I just finished tidying up my month end accounts. I've been doing this for quite a while, so it didn't take too much time as all the necessary process had already become a routine and it's just a matter of clicking the right websites and recording down some numbers. Let me share what I do every month end:
1. Open up my excel spreadsheet. There are 2 books that needed me to fill up. First is the monthly expenditure. In the past I used to record all my expenses, big or small, onto that spreadsheet daily. But these days, I tend to consolidate over a few days to a week before putting them into the spreadsheet. I realised that I don't need such precision and accuracy now, because I already know what my spending pattern is. I take that as a reason to reduce the amount of work to do some tracking (it's not much work even if I do it on a daily basis, but a few minutes shaved off is still a bonus haha!)
After filling that up, I'll do up my second book - networth. This means going to the respective websites, log in, and record the following:
Group A: Amount at month end of all my personal and joint bank accounts, as well as spare cash in the drawer
Group B: Amount in the money market fund
Group C: Amount of money in stock portfolio, based on latest market price
Group D: Net surrender value of whole life policies
Group E: Amount of CPF in various accounts
I do not take into account the market price of my HDB flat, but neither did I take into account the existing liabilities in terms of the mortgage loans. I will treat my networth accounting as such for similar asset that I had borrowed money to get it.

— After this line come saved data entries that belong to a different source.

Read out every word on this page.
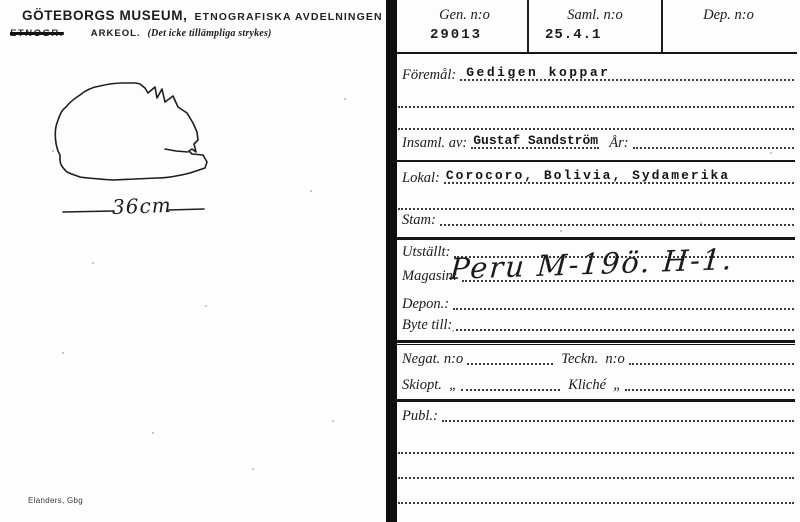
GÖTEBORGS MUSEUM, ETNOGRAFISKA AVDELNINGEN
ETNOGR.	ARKEOL. (Det icke tillämpliga strykes)
36cm
Elanders, Gbg
Gen. n:o
29013
Saml. n:o
25.4.1
Dep. n:o
Föremål: Gedigen koppar
Insaml. av: Gustaf Sandström År:
Lokal: Corocoro, Bolivia, Sydamerika
Stam:
Utställt:
Magasin:
Peru M-19ö. H-1.
Depon.:
Byte till:
Negat. n:o	Teckn.  n:o
Skiopt.  „	Kliché  „
Publ.:
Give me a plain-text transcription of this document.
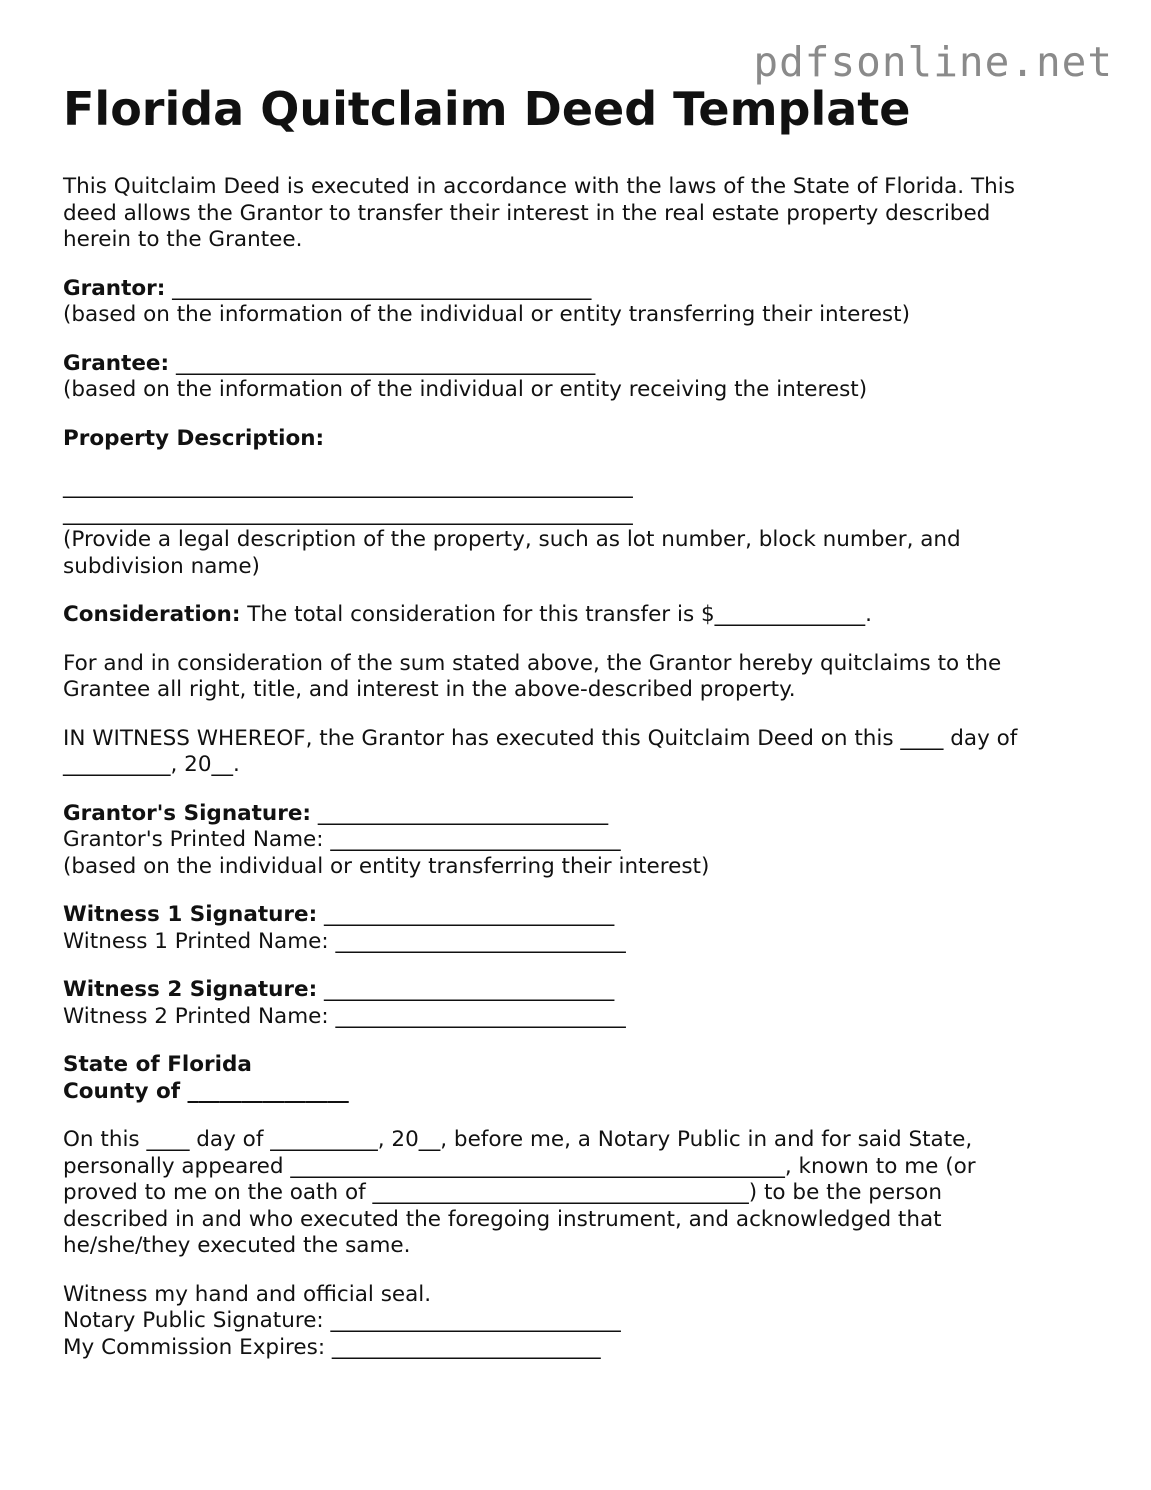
pdfsonline.net
Florida Quitclaim Deed Template

This Quitclaim Deed is executed in accordance with the laws of the State of Florida. This
deed allows the Grantor to transfer their interest in the real estate property described
herein to the Grantee.

Grantor: _______________________________________
(based on the information of the individual or entity transferring their interest)

Grantee: _______________________________________
(based on the information of the individual or entity receiving the interest)

Property Description:
_____________________________________________________
_____________________________________________________
(Provide a legal description of the property, such as lot number, block number, and
subdivision name)

Consideration: The total consideration for this transfer is $______________.

For and in consideration of the sum stated above, the Grantor hereby quitclaims to the
Grantee all right, title, and interest in the above-described property.

IN WITNESS WHEREOF, the Grantor has executed this Quitclaim Deed on this ____ day of
__________, 20__.

Grantor's Signature: ___________________________
Grantor's Printed Name: ___________________________
(based on the individual or entity transferring their interest)

Witness 1 Signature: ___________________________
Witness 1 Printed Name: ___________________________

Witness 2 Signature: ___________________________
Witness 2 Printed Name: ___________________________

State of Florida
County of _______________

On this ____ day of __________, 20__, before me, a Notary Public in and for said State,
personally appeared ______________________________________________, known to me (or
proved to me on the oath of ___________________________________) to be the person
described in and who executed the foregoing instrument, and acknowledged that
he/she/they executed the same.

Witness my hand and official seal.
Notary Public Signature: ___________________________
My Commission Expires: _________________________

2. I'll also take the opportunity to pay up all my credit card bills in full. I usually use my POSB everyday card for day to day purchases. However, for big items, I'll use Manhattan card to do that. I used to pay using SCBs debit card for the rebate, but thought that I should conserve more cash since I'm a bit tight in liquidity the last few months.
3. Lastly, I'll transfer a portion of the cash in my bank account over to a separate account. This will form the savings that I will need to do every month. I think the amount doesn't matter (but it does matter if you want to hit a particular savings target per year), it's the act of putting aside a portion of your income that is important. I always think that if you do not save a portion, even a small amount, when you have this salary that you are drawing currently, what makes you think you can save when your salary increased in the future? Thus the habit that is inculcated is more important that the amount saved, at least at the beginning.
What's the point of tracking all these, you ask? I think the greatest pros of doing this exercise is to give confidence to your own financial status at any point in time. You will know what you have at a glance by looking through your books. This will allow you to make proper and realistic financial decisions when the time calls for it. At the same time, you will also be able to track your progress over time and see if you had been doing the right things financially. Too much debt? Too much spending on luxury items? Too little income? All these will be shown in the books that you keep, much like the quarterly financial statements that public companies publish for their listing requirements.
It's good to see yourself as a company, especially in matters dealing with finance.